The foreign secretary pledged to wage a “war on Whitehall waste” if she becomes prime minister by cutting the amount of days off civil servants are allowed, ending national pay deals and scrapping diversity and inclusion jobs.
She said she would also tackle “left-wing groupthink” within the civil service as part of the reforms.
But in a major embarrassment, Truss’s team were forced to amend one of their figures after HuffPost UK pointed out the calculations they had sent to journalists were wrong.
It is the latest in a slew of red meat policies the foreign secretary has thrown at the Tory membership who will decide the next prime minister.
“She’d do well to consider if any CEO of a private company would think publicly attacking their staff in this way was viable strategy for long-term success.”
Public sector pay experts described the plans as “bonkers” with “numbers all over the place” while one told HuffPost UK: “The numbers don’t add up and the terminology doesn’t make sense.”
A press release sent out by her campaign said her government would “build on the 22,000 civil servants being moved out of the capital by 2030” to save the public purse £557 million a year in London pay allowances.
The press release also repeated this £557 million saving in its footnotes.
However, HuffPost UK pointed out that London weighting only stands at around £4,000 a year per civil servant - not £25,000 as the calculation appeared to suggest.
Her team admitted their mistake and said the policy will actually reduce government spending by just £153 million - a difference of £404 million.
They insisted that the overall £11 billion savings figure “remains correct”.
The bulk of the savings – some £8.8 billion – would come from paying workers living in cheaper areas of the country less than counterparts in places like London and the South East where the cost of living is higher.
The Truss campaign argue that because civil service pay is negotiated at a national level, no account is taken of the regional cost of living.
By introducing regional pay boards, they claim, civil servants’ salaries can be adjusted in line with where they work, saving the taxpayer billions but also ensuring private employers are not “crowded out” by higher public sector wages.
Labour’s deputy leader Angela Rayner said it showed the government’s commitment to levelling-up was “dead” and Northerners’ pay would be hit hardest.
She added: “Liz Truss is declaring war on herself with her fantasy recipe for levelling down.
“This wannabe prime minister is stuck in the past, fighting old battles, and promising a race to the bottom on public sector workers’ pay and rights.
“Her ‘tailored’ pay plans would level down the pay of Northerners, worsening the divide which already exists. This out-of-touch government’s commitment to levelling up is dead.”
Dave Penman, head of the FDA union, which represents senior civil servants, accused Truss of recycling “failed policies and tired rhetoric from the 1980s”.
He described her plan as out of the “P&O Ferries playbook” which would lead to cuts to “pay, terms and conditions”.
“As she is so preoccupied with comparisons to the private sector, she’d do well to consider if any CEO of a private company would think publicly attacking their staff in this way was viable strategy for long-term success,” he added.
PCS general secretary Mark Serwotka warned the Tory leadership hopeful that if she pursues these proposals in No.10 she will face opposition “every step of the way”.
“Civil servants are not a political tool to be used and abused for one person’s ambition; they are the hard-working people who keep the country running, day in day out, and they deserve respect,” he added.
Researchers at the Institute for Government suggested the scope of Truss’s regional pay boards would go beyond civil servants to public servants such as teachers and nurses.

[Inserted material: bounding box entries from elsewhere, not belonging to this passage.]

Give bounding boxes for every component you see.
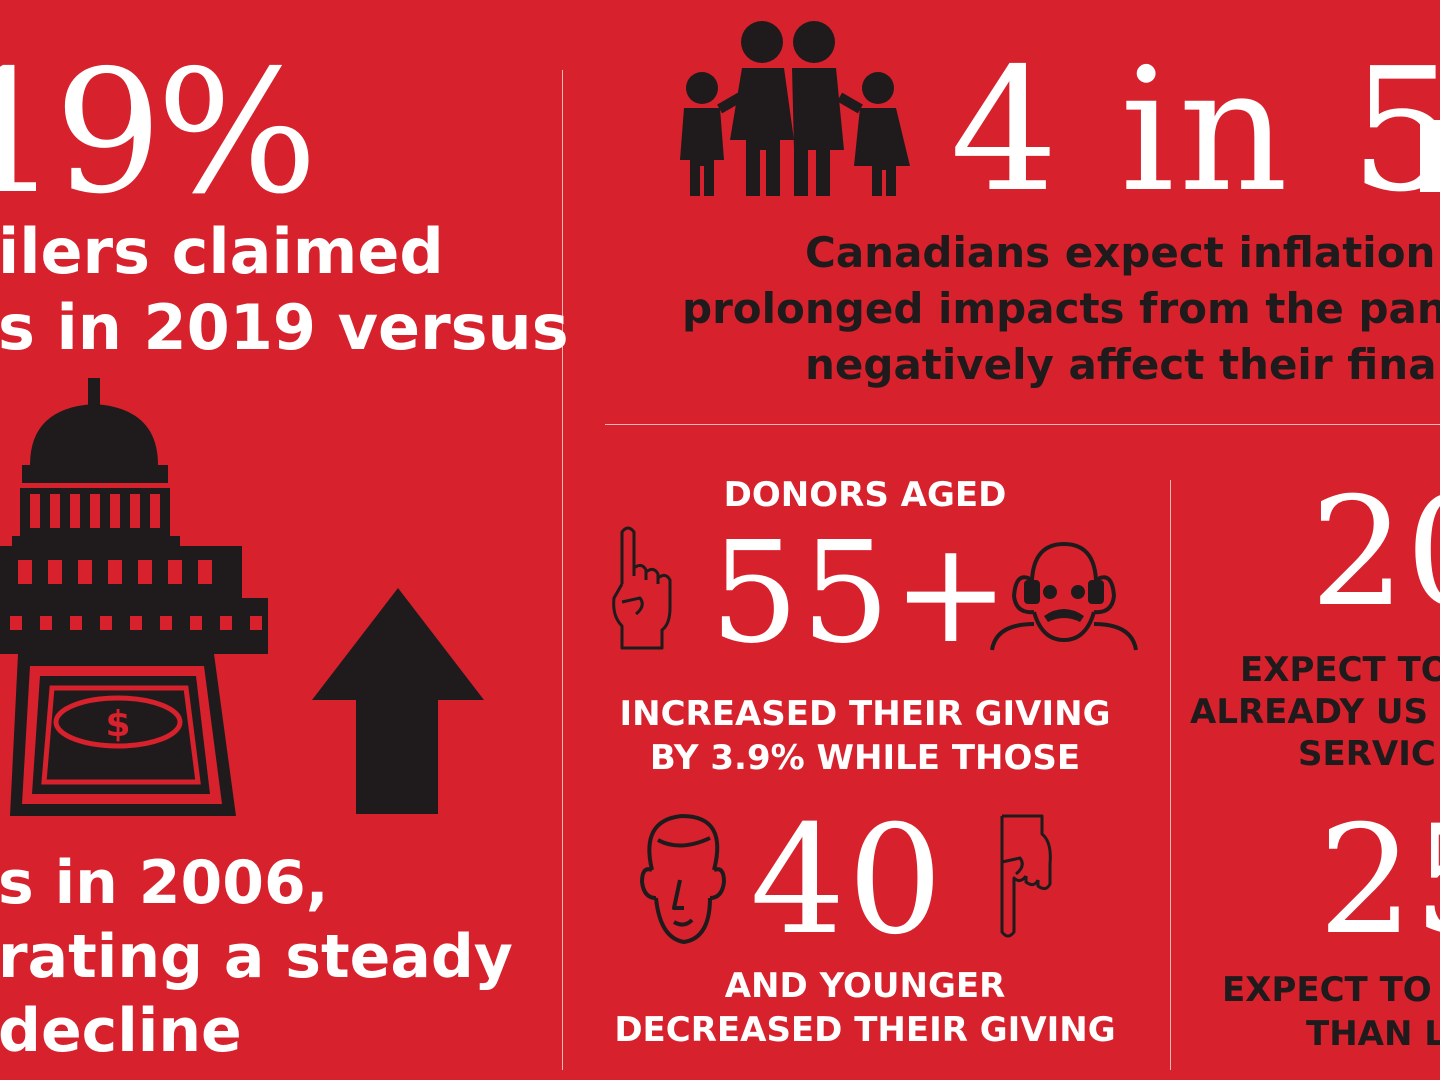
left-bottom-line3: decline xyxy=(0,996,242,1066)
stat-19-percent: 19% xyxy=(0,34,318,232)
far-right-text2-line1: EXPECT TO xyxy=(1222,970,1432,1010)
government-building-icon: $ xyxy=(0,378,268,816)
family-icon xyxy=(680,21,910,196)
stat-20: 20 xyxy=(1310,466,1440,640)
far-right-text1-line3: SERVIC xyxy=(1298,734,1436,774)
stat-4-in-5-trailing xyxy=(1420,120,1440,192)
stat-4-in-5: 4 in 5 xyxy=(950,32,1440,230)
donors-mid-line2: BY 3.9% WHILE THOSE xyxy=(649,738,1081,778)
top-right-text-line1: Canadians expect inflation xyxy=(805,228,1436,277)
top-right-text-line3: negatively affect their finan xyxy=(805,340,1440,389)
divider-top-right xyxy=(605,424,1440,425)
elderly-man-icon xyxy=(990,542,1138,651)
stat-40: 40 xyxy=(750,794,945,968)
donors-heading: DONORS AGED xyxy=(723,475,1007,515)
donors-mid-line1: INCREASED THEIR GIVING xyxy=(619,694,1111,734)
left-text-line1: ilers claimed xyxy=(0,215,444,288)
top-right-text-line2: prolonged impacts from the pan xyxy=(682,284,1440,333)
svg-text:$: $ xyxy=(105,704,130,745)
stat-25: 25 xyxy=(1318,794,1440,968)
far-right-text1-line2: ALREADY US xyxy=(1190,692,1428,732)
young-man-icon xyxy=(640,814,726,944)
donors-bottom-line2: DECREASED THEIR GIVING xyxy=(614,1010,1116,1050)
far-right-text2-line2: THAN L xyxy=(1306,1014,1440,1054)
far-right-text1-line1: EXPECT TO xyxy=(1240,650,1440,690)
left-bottom-line2: rating a steady xyxy=(0,922,513,992)
arrow-up-icon xyxy=(312,588,484,814)
left-bottom-line1: s in 2006, xyxy=(0,848,329,918)
stat-55-plus: 55+ xyxy=(710,512,1012,675)
divider-right xyxy=(1170,480,1171,1070)
left-text-line2: s in 2019 versus xyxy=(0,291,569,364)
finger-pointing-down-icon xyxy=(1000,814,1052,938)
divider-left xyxy=(562,70,563,1070)
donors-bottom-line1: AND YOUNGER xyxy=(724,966,1006,1006)
finger-pointing-up-icon xyxy=(612,526,672,650)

The Truss campaign say she could save the taxpayer £137 million per year by banning “facility time” - in which trade union representatives receive paid time off to focus on union work.
Around £2 billion would be saved by bringing the average civil service leave entitlement down from 27 days to the 25 days usually found in the private sector.
Scrapping Whitehall diversity officers would save around £12 million a year, the Truss campaign claimed, by getting rid of at least 326 posts.
Despite the Conservative Party being in power for 12 years, Truss said: “There is too much bureaucracy and stale groupthink in Whitehall. If I make it into Downing Street, I will put an end to that and run a government that focuses relentlessly on delivering for the British public, and offer value to hard-working taxpayers.
“I have shown in my time in government that I’m prepared to take on the Whitehall orthodoxy and get things done.”